Для уменьшения массы циркулирующей крови, венозного притока крови к правому желудочку, дегидратации легких:

· покой, полусидячее положение больного со спущенными ногами (при отсутствии коллапса);

· наложение венозных жгутов на четыре конечности (ниже жгута должна сохраняться пульсация артерий). Жгуты расслабляют поочередно каждые 20-30 минут, а затем, при необходимости, вновь затягивают. С этой же целью могут быть применены круговые банки и ножная горчичная ванна (до уровня нижних третей голеней) - "бескровное кровопускание".

· при быстром нарастании симптомов отека легких после предварительного одноразового в/в введения 5-10 тыс. ед. гепарина может быть проведено кровопускание (400-500 мл.). При частых отеках легких у больных с митральным стенозом кровопускания противопоказаны (опасность развития гипохромной анемии);

· в/в капельное введение периферических вазодилятаторов: нитроглицерина (2 мл 1% р-ра в 200 мл 5% глюкозы со скоростью 10-20 капель в минуту) или нитропруссида натрия в/в капельно в количестве 50 мг в 500 мл 5% р-ра глюкозы со скоростью 6-7 капель в минуту. Терапевтический эффект достигается с первых минут введения (контроль АД, снижение которого до 100/70 мм.р.с. требует прекращения введения препаратов). В менее тяжелых случаях используют нитроглицерин в таблетках под язык по 1 табл. каждые 15 минут (на курс 10-15 таблеток);


· в/в введение быстродействующих мочегонных: лазикс (фуросемид) 2-4 мл - 20-40 мг, до 60-80-120 мг, этакриновая кислота (урегит) в дозе до 200 мг; при затянувшемся резистентном к терапии отеке легких целесообразно использование осмотических диуретиков: маннита, мочевины. Мочевину вводят из расчета 1 г сухого вещества на 1 кг массы тела больного в виде 30% р-ра в 10% р-ре глюкозы в/в капельно 40-60 капель в минуту. Маннитол - из расчета 0,5-1,5 г/кг. Содержимое флакона (30 мг сухого вещества) растворить в 300 или 150 мл 5% р-ра глюкозы, вводить в/в капельно 80-100 капель в минуту.

Для снижения давления в легочных капиллярах, снижения АД, уменьшения психомоторного возбуждения:

· наркотические аналептики, нейролептики, адреноблокирующие средства, ганглиоблокаторы.

Наркотические аналептики, угнетая дыхательный центр, уменьшают одышку, снижают частоту сердечных сокращений, венозный приток к сердцу, системное АД, снимают тревогу и страх смерти, болевой синдром.
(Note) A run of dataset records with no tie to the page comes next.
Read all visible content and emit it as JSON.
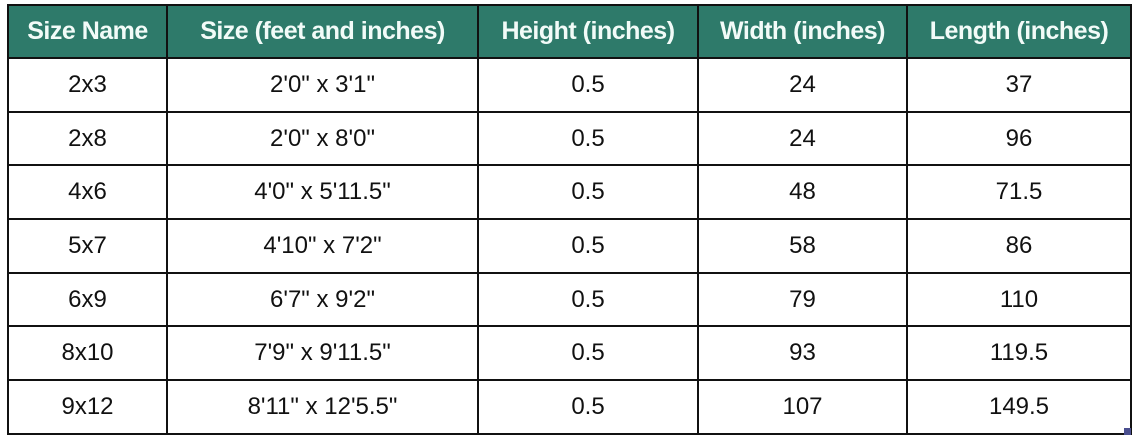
{
  "columns": [
    "Size Name",
    "Size (feet and inches)",
    "Height (inches)",
    "Width (inches)",
    "Length (inches)"
  ],
  "rows": [
    [
      "2x3",
      "2'0\" x 3'1\"",
      "0.5",
      "24",
      "37"
    ],
    [
      "2x8",
      "2'0\" x 8'0\"",
      "0.5",
      "24",
      "96"
    ],
    [
      "4x6",
      "4'0\" x 5'11.5\"",
      "0.5",
      "48",
      "71.5"
    ],
    [
      "5x7",
      "4'10\" x 7'2\"",
      "0.5",
      "58",
      "86"
    ],
    [
      "6x9",
      "6'7\" x 9'2\"",
      "0.5",
      "79",
      "110"
    ],
    [
      "8x10",
      "7'9\" x 9'11.5\"",
      "0.5",
      "93",
      "119.5"
    ],
    [
      "9x12",
      "8'11\" x 12'5.5\"",
      "0.5",
      "107",
      "149.5"
    ]
  ],
  "colors": {
    "header_bg": "#2e7a6a",
    "header_text": "#f2fbf8"
  }
}
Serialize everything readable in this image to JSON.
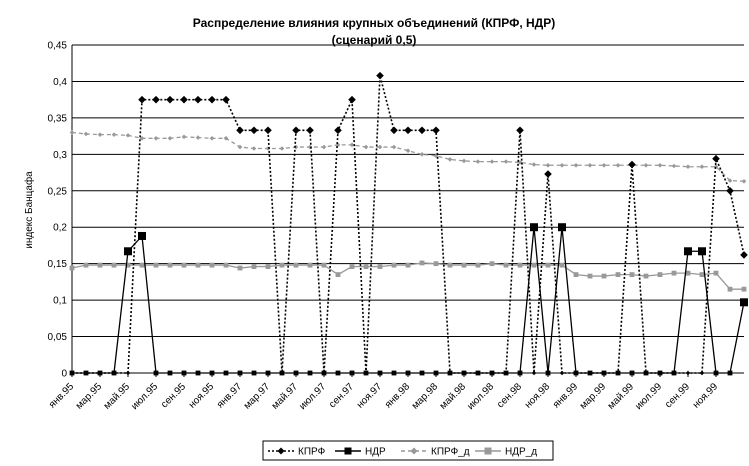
{
  "chart_data": {
    "type": "line",
    "title": "Распределение влияния крупных объединений (КПРФ, НДР)",
    "subtitle": "(сценарий 0,5)",
    "ylabel": "индекс Банцафа",
    "xlabel": "",
    "ylim": [
      0,
      0.45
    ],
    "yticks": [
      "0",
      "0,05",
      "0,1",
      "0,15",
      "0,2",
      "0,25",
      "0,3",
      "0,35",
      "0,4",
      "0,45"
    ],
    "grid": "horizontal",
    "legend_position": "bottom",
    "x_tick_labels": [
      "янв.95",
      "мар.95",
      "май.95",
      "июл.95",
      "сен.95",
      "ноя.95",
      "янв.97",
      "мар.97",
      "май.97",
      "июл.97",
      "сен.97",
      "ноя.97",
      "янв.98",
      "мар.98",
      "май.98",
      "июл.98",
      "сен.98",
      "ноя.98",
      "янв.99",
      "мар.99",
      "май.99",
      "июл.99",
      "сен.99",
      "ноя.99"
    ],
    "series": [
      {
        "name": "КПРФ",
        "color": "#000000",
        "line": "dotted",
        "marker": "diamond",
        "values": [
          0,
          0,
          0,
          0,
          0,
          0.375,
          0.375,
          0.375,
          0.375,
          0.375,
          0.375,
          0.375,
          0.333,
          0.333,
          0.333,
          0,
          0.333,
          0.333,
          0,
          0.333,
          0.375,
          0,
          0.408,
          0.333,
          0.333,
          0.333,
          0.333,
          0,
          0,
          0,
          0,
          0,
          0.333,
          0,
          0.273,
          0,
          0,
          0,
          0,
          0,
          0.286,
          0,
          0,
          0,
          0,
          0,
          0.294,
          0.25,
          0.162
        ]
      },
      {
        "name": "НДР",
        "color": "#000000",
        "line": "solid",
        "marker": "square",
        "values": [
          0,
          0,
          0,
          0,
          0.167,
          0.188,
          0,
          0,
          0,
          0,
          0,
          0,
          0,
          0,
          0,
          0,
          0,
          0,
          0,
          0,
          0,
          0,
          0,
          0,
          0,
          0,
          0,
          0,
          0,
          0,
          0,
          0,
          0,
          0.2,
          0,
          0.2,
          0,
          0,
          0,
          0,
          0,
          0,
          0,
          0,
          0.167,
          0.167,
          0,
          0,
          0.097
        ]
      },
      {
        "name": "КПРФ_д",
        "color": "#999999",
        "line": "dashed",
        "marker": "diamond",
        "values": [
          0.33,
          0.328,
          0.327,
          0.327,
          0.326,
          0.322,
          0.322,
          0.322,
          0.324,
          0.323,
          0.322,
          0.322,
          0.31,
          0.308,
          0.308,
          0.308,
          0.31,
          0.31,
          0.31,
          0.313,
          0.313,
          0.31,
          0.31,
          0.31,
          0.305,
          0.3,
          0.298,
          0.293,
          0.291,
          0.29,
          0.29,
          0.29,
          0.289,
          0.286,
          0.285,
          0.285,
          0.285,
          0.285,
          0.285,
          0.285,
          0.285,
          0.285,
          0.285,
          0.284,
          0.283,
          0.283,
          0.283,
          0.264,
          0.263
        ]
      },
      {
        "name": "НДР_д",
        "color": "#999999",
        "line": "solid",
        "marker": "square",
        "values": [
          0.144,
          0.148,
          0.148,
          0.148,
          0.148,
          0.148,
          0.148,
          0.148,
          0.148,
          0.148,
          0.148,
          0.148,
          0.144,
          0.146,
          0.146,
          0.148,
          0.148,
          0.148,
          0.148,
          0.135,
          0.146,
          0.146,
          0.146,
          0.148,
          0.148,
          0.151,
          0.15,
          0.148,
          0.148,
          0.148,
          0.15,
          0.148,
          0.148,
          0.148,
          0.148,
          0.148,
          0.135,
          0.133,
          0.133,
          0.135,
          0.135,
          0.133,
          0.135,
          0.137,
          0.137,
          0.135,
          0.137,
          0.115,
          0.115
        ]
      }
    ]
  }
}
Нейролептики уменьшают психомоторное возбуждение:

· в/в, медленно, в одном шприце 1 мл 1% р-ра морфина или 1-2 мл 0,005% р-ра фентанила и 2 мл 0,25% р-ра дроперидола (либо 2-3 мл таламонала) или 1-2 мл 0,5% р-ра галоперидола обычно в комбинации с антигистаминными средствами (1-2 мл 1% р-ра димедрола, 2% р-ра супрастина или 2,5% р-ра пипольфена).

Наркотические аналептики противопоказаны при понижении АД, отеке мозга, острой обструкции дыхательных путей, хроническом легочном сердце, беременности, а нейролептики - при тяжелых органических поражениях Ц.Н.С.

Повторно морфин вводится вместе с атропином (0,25-0,5 мл 0,1% р-ра) и кардиазолом (1 мл 10% р-ра) или кордиамином (1-2 мл), эуфиллином (5-10 мл 2,4% р-ра). Эуфиллин снижает транзиторное повышение АД и ВД, уменьшает венозный приток к сердцу, снижая тем самым давление в малом кругу, увеличивает диурез, уменьшает бронхоспазм (см. выше).

oпри высоком уровне АД применяют ганглиоблокаторы: 0,5-1,0-2,0 мл 5% р-ра пентамина в 20 мл изотонического р-ра хлорида натрия в/в медленно, 5-7 минут, под контролем АД на другой руке. Введение прекращают при снижении систолического АД до уровня на 20-30 мм.р.с. выше оптимального индивидуального давления.

Арфонад в средней дозе 50-150 мг (до 250 мг) или гигроний в дозе 50-100 мг в 150-250 мл изотонического р-ра хлорида натрия в/в капельно. Введение начинают со скоростью 40-60 капель в минуту под постоянным контролем АД с последующим снижением скорости введения до 30 капель в минуту. Через 1-2 минуты АД начинает снижаться. Ганглиоблокаторы противопоказаны при анемии, уменьшении количества циркулирующей крови, астматических бронхитах, бронхиальной астме.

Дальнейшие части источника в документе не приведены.